Analisi: Non riesco a capire quale sia il mio problema con i Los Angeles Chargers, so solo che per un motivo o per l’altro quando mi trovo costretto ad affrontare l’argomento tendo a perdere la mia internazionalmente apprezzata imparzialità. Forse è per il fatto che Justin Herbert sia il loro quarterback, l’introverso più introverso che abbia mai visto costretto forse a diventare il volto di una delle franchigie di Los Angeles – fra tutte le città del mondo proprio quella, ironia della sorte -, probabilmente è il mio inspiegabile affetto nei confronti di Austin Ekeler, giocatore che mi è stato simpatico sin dalla prima portata malgrado rubasse snap a Melvin Gordon, o magari è il legame empatico stabilito con Keenan Allen quando, all’inizio della carriera, per un motivo o per l’altro non riusciva mai a scendere in campo per più di tre partite consecutive.
L’anno scorso ho parlato di loro come “squadra rivelazione”, salvo poi passare per il solito idiota dopo che il più chargeriano dei collassi ha vanificato una partenza esaltante coincisa con quattro vittorie nelle prime cinque partite: il rischio di brutte figure è più alto che mai ma, ciò nonostante, mi sento di dire che questo sia l’anno in cui compieranno il definitivo salto di qualità.

Quanto fatto in questi mesi va a completare ciò che è stato iniziato più di un anno fa, quando il front office ha realizzato di avere fra le mani un quarterback potenzialmente in grado di riscrivere la storia della National Football League: malgrado la pressoché nulla esperienza ai playoff di tanti giocatori chiave, Los Angeles ha chiaramente deciso di gettarsi a capofitto in una win now mode alquanto aggressiva e spregiudicata.
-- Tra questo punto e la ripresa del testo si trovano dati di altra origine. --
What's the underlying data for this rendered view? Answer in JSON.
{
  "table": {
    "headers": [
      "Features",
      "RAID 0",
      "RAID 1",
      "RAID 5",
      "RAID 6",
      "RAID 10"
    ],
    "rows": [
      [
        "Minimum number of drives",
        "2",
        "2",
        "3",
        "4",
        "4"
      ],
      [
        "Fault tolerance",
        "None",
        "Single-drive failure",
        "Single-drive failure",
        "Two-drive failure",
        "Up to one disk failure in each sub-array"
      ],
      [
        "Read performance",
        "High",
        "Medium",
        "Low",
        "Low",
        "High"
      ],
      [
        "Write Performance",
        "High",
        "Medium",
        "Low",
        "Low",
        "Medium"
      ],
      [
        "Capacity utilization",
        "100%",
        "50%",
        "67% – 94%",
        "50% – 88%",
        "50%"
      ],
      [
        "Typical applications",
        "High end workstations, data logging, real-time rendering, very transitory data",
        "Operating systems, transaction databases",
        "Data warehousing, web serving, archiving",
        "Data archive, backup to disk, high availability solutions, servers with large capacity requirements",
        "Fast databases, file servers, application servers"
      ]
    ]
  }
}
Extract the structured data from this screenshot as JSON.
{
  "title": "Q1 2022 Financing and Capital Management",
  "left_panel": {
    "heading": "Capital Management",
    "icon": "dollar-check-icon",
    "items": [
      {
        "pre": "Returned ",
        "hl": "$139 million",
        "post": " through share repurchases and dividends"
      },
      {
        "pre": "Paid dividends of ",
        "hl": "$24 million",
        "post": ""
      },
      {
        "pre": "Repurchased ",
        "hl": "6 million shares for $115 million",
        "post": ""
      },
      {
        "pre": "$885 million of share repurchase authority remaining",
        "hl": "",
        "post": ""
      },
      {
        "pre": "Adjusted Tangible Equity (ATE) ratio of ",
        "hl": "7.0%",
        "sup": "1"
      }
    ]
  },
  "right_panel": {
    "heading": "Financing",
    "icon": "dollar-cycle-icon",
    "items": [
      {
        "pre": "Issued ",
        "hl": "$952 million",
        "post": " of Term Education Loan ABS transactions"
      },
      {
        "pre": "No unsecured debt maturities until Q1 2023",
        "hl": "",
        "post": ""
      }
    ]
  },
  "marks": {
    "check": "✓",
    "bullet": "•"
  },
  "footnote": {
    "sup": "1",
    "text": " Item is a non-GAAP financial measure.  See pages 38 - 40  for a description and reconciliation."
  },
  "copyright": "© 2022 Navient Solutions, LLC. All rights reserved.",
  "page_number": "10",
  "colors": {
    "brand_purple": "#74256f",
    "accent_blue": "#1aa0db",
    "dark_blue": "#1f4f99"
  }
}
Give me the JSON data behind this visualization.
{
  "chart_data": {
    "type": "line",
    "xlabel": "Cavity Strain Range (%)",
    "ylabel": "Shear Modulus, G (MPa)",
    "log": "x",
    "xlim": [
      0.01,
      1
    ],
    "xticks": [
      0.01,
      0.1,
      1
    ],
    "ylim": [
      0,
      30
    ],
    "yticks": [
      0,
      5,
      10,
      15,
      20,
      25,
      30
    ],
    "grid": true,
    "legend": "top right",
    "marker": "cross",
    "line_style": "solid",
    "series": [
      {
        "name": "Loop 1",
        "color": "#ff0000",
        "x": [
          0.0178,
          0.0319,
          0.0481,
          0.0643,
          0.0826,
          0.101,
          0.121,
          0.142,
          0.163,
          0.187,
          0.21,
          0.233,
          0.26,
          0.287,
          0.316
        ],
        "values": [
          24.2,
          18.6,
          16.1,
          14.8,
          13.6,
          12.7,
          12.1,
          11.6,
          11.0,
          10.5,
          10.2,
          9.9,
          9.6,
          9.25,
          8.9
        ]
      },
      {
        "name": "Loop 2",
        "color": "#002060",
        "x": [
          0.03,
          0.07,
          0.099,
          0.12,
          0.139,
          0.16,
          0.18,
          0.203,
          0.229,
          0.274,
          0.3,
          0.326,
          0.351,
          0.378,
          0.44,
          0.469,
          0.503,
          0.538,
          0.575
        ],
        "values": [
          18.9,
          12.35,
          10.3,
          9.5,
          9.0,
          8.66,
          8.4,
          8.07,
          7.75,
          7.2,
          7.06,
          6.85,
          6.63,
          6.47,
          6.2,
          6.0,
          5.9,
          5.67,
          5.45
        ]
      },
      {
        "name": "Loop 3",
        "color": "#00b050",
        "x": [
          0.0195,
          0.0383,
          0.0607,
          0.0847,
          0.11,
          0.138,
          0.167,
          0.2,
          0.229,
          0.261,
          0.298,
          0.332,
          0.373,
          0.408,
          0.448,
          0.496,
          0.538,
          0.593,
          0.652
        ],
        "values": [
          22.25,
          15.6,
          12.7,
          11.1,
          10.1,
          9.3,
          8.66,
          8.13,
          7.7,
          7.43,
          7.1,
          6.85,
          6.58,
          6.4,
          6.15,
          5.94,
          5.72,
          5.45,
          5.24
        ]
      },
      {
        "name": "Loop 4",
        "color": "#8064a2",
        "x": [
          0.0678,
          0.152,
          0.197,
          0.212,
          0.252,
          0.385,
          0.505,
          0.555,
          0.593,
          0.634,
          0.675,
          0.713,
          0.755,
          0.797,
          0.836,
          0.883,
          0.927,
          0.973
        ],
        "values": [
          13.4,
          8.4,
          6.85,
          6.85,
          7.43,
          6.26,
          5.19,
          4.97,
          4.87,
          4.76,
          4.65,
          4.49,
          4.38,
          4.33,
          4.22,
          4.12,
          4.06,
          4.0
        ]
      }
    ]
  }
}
A costar loro la qualificazione ai playoff è stato principalmente un reparto difensivo incapace di contrastare i giochi di corse di Texans e Raiders, non propriamente i Baltimore Ravens del 2019, motivo per cui Telesco ha rimpolpato la linea difensiva acquisendo Joseph-Day, Johnson e Mack, giocatore che se in salute è ancora da annoverare fra i migliori dieci pass rusher della lega: il fatto che poi abbiano deciso di aggiungere J.C. Jackson a una secondaria che poteva già vantare Derwin James e l’ultra-promettente Asante Samuel va a rafforzare quanto detto poc’anzi, ossia che i piani alti sono disposti a qualsiasi cosa pur di – mettersi nella posizione di – vincere.
Il reparto che meglio esemplifica la serietà – e la brillantezza – con cui il front office dei Chargers si è imposto di rendere quanto più lieta possibile l’esistenza a Herbert è la linea d’attacco, fra le peggiori in assoluto solamente nel 2020 e che ora può vantare gente di livello come Linsley, Slater e il neo-arrivato Zion Johnson.
La division è quello che è ma con un roster del genere qualsiasi cosa diversa da una doppia cifra di vittorie con annessa qualificazione ai playoff rappresenterebbe un’imperdonabile delusione.

Voto finale: 8,5. Non sono sicuro che questo otto-emmezzo sarà il voto più alto di questa serie d’articoli, ma a mio avviso nessuna squadra si è resa protagonista di un’offseason altrettanto brillante. Indipendentemente dal risultato finale non si potrà rinfacciare molto al front office.